Neukonzeption der Jugendsozialarbeit an Schulen im Rhein-Neckar-Kreis.

Veröffentlicht am 12.11.2007 in Kreistagsfraktion

Die Jugendsozialarbeit an Schulen gewinnt immer mehr an Bedeutung und ist ein unverzichtbares Instrument wirkungsvoller Prävention in diesem Bereich. Die SPD-Kreistagsfraktion hat dieses Thema zu einem Schwerpunkt ihrer Arbeit erklärt und ein gemeinsames Schreiben aller Fraktionen des Kreistages an die Landesregierung initiiert mit dem Ziel, die im Jahre 2005 völlig eingestellte Landesförderung der Jugendsozialarbeit wieder aufzunehmen; ohne Erfolg.

Das Land erklärt sich für nicht zuständig und zieht sich auf formale Regelungen des Jugendhilferechts zurück.

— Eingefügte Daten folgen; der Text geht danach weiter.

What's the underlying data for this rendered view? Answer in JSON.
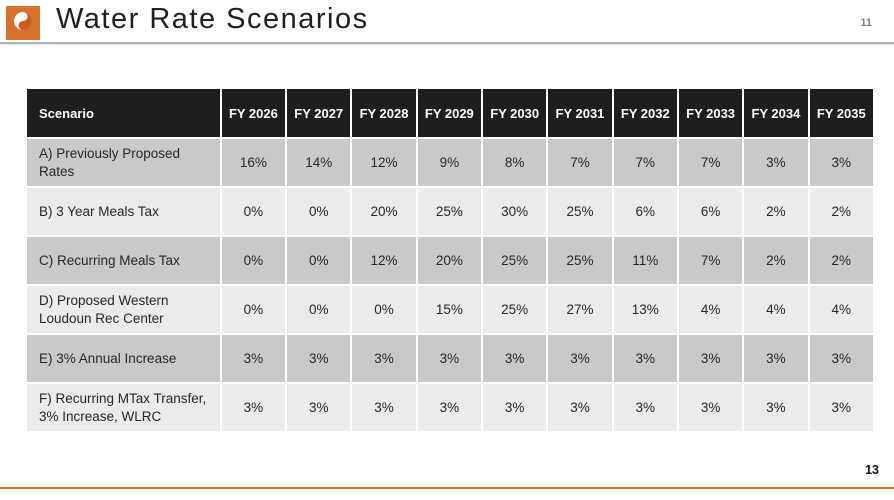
{
  "header": {
    "title": "Water Rate Scenarios",
    "page_number_small": "11"
  },
  "footer": {
    "page_number": "13"
  },
  "colors": {
    "accent_orange": "#D9712E",
    "logo_swirl": "#C75E1F",
    "header_bg": "#1E1E1E",
    "row_dark": "#C9C9C9",
    "row_light": "#EBEBEB"
  },
  "table": {
    "columns": [
      "Scenario",
      "FY 2026",
      "FY 2027",
      "FY 2028",
      "FY 2029",
      "FY 2030",
      "FY 2031",
      "FY 2032",
      "FY 2033",
      "FY 2034",
      "FY 2035"
    ],
    "rows": [
      {
        "label": "A) Previously Proposed Rates",
        "values": [
          "16%",
          "14%",
          "12%",
          "9%",
          "8%",
          "7%",
          "7%",
          "7%",
          "3%",
          "3%"
        ]
      },
      {
        "label": "B) 3 Year Meals Tax",
        "values": [
          "0%",
          "0%",
          "20%",
          "25%",
          "30%",
          "25%",
          "6%",
          "6%",
          "2%",
          "2%"
        ]
      },
      {
        "label": "C) Recurring Meals Tax",
        "values": [
          "0%",
          "0%",
          "12%",
          "20%",
          "25%",
          "25%",
          "11%",
          "7%",
          "2%",
          "2%"
        ]
      },
      {
        "label": "D) Proposed Western Loudoun Rec Center",
        "values": [
          "0%",
          "0%",
          "0%",
          "15%",
          "25%",
          "27%",
          "13%",
          "4%",
          "4%",
          "4%"
        ]
      },
      {
        "label": "E) 3% Annual Increase",
        "values": [
          "3%",
          "3%",
          "3%",
          "3%",
          "3%",
          "3%",
          "3%",
          "3%",
          "3%",
          "3%"
        ]
      },
      {
        "label": "F) Recurring MTax Transfer, 3% Increase, WLRC",
        "values": [
          "3%",
          "3%",
          "3%",
          "3%",
          "3%",
          "3%",
          "3%",
          "3%",
          "3%",
          "3%"
        ]
      }
    ]
  }
}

Eine geradezu skandalöse und unverantwortliche Haltung angesichts der Tatsache, dass für Prestigeprojekte wie beispielsweise die neue Landesmesse in Stuttgart sowie für den völlig überflüssigen Ausbau des Stuttgarter Hauptbahnhofes zu einem Durchgangsbahnhof (Stuttgart 21) Milliardenbeträge aufgewendet werden. Vor diesem Hintergrund hat das Jugendamt des Kreises eine Neukonzeption der Jugendsozialarbeit entwickelt, die ab dem Schuljahresbeginn 2009/2010 greifen und die seitherige punktuelle Förderung ablösen soll.

Die neue Konzeption sieht vor, eine sog. "Mobile Jugendsozialarbeit" mit 8,5 Personalstellen im Kreis aufzubauen, die dann in Zusammenarbeit mit der offenen Jugendarbeit vor Ort sozusagen "auf Abruf" tätig werden sollen. Ein Modell, mit dem sich die SPD-Kreistagsfraktion nur sehr schwer anfreunden kann; zementiert dieses Konzept doch zum einen, dass das Land auf Dauer finanziell außen vor bleibt und entzieht zum anderen dem vorhandenen ehrenamtlichen Engagement vor Ort den Boden. Darüber hinaus sind erhebliche Zweifel dahingehend angebracht ob 8,5 Personen in der Lage sind, auch nur annähernd den Bedarf im einwohnerstärksten Kreis Baden-Württembergs zu befriedigen.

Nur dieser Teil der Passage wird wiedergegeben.